Millions of dollars have collectively been used for various Nouns-themed projects with an aim to proliferate the brand, including a parade float in the 2023 Rose Parade, vinyl toys, 3D-printed apparel, a comic book series, esports team, and other initiatives. A Nouns NFT was even purchased and granted to Bud Light, which then used “Noun glasses” in its 2022 Super Bowl commercial.

But as with much of the NFT space, the market value for Nouns has fallen sharply since the late 2021 and early 2022 peaks. On secondary marketplaces, the price floor—or cost for the cheapest NFT listed for sale—has dropped from a USD peak of $267,000 worth of ETH in December 2021 to about $57,740 today, per data from NFT Price Floor.

In other words, while the open-source Nouns brand has potentially grown over time through various DAO-funded media projects and marketing campaigns, the market value has substantially diminished. Some members appear eager to cash out now amid the brutal bear market and recover some kind of return, rather than remain in the community.

“This is not great,” wrote pseudonymous NFT holder Hindsight on the fork page. “And yet despite this strong signal, there is no recognition, never mind concrete discussion, of what led us here and the details of how to avoid them in the future or fix them now. Ultimately, no organization can defy the gravity forced on it by compounding bad decision-making.”

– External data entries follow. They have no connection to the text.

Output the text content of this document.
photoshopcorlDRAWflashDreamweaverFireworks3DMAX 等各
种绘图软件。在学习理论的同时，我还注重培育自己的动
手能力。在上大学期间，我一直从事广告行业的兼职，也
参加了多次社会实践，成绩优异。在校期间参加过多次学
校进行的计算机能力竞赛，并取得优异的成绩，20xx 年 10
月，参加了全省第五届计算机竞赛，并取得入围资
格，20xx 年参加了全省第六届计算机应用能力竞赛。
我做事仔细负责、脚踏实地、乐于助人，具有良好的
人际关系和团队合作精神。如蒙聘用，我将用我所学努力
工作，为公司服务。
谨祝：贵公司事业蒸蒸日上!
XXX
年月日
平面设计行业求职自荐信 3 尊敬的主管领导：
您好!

The fork was made possible by a Nouns protocol upgrade earlier this year. It allows NFT holders to propose a fork to leave the DAO and collectively reclaim a share of the treasury, and if a quorum of at least 20% of tokens join via their respective holders, then it will be executed and ultimately completed following a waiting period to let additional holders sign up for the departure plan.

Even after the fork, the Nouns DAO still has 13,310 ETH remaining, or almost $21.7 million worth. Remaining NFT holders will still be able to vote on proposals and help allocate funding in an effort to further grow and support the brand, which is built on a Creative Commons 0 (CC0) license that lets anyone use the artwork to create and sell derivative projects.

One Nouns co-founder (or “Nounder”), the pseudonymous Seneca, tweeted that the remaining members should only ramp up their efforts “by increasing spend” to fuel builders and creative projects and “distributing forked Nouns” to would-be participants to aid in that process.

“One of the lessons from the fork is that in the game of Nouns, if you don’t use the treasury, it will inevitably get captured,” Seneca wrote. “It is a part of the game that has now been made explicit.”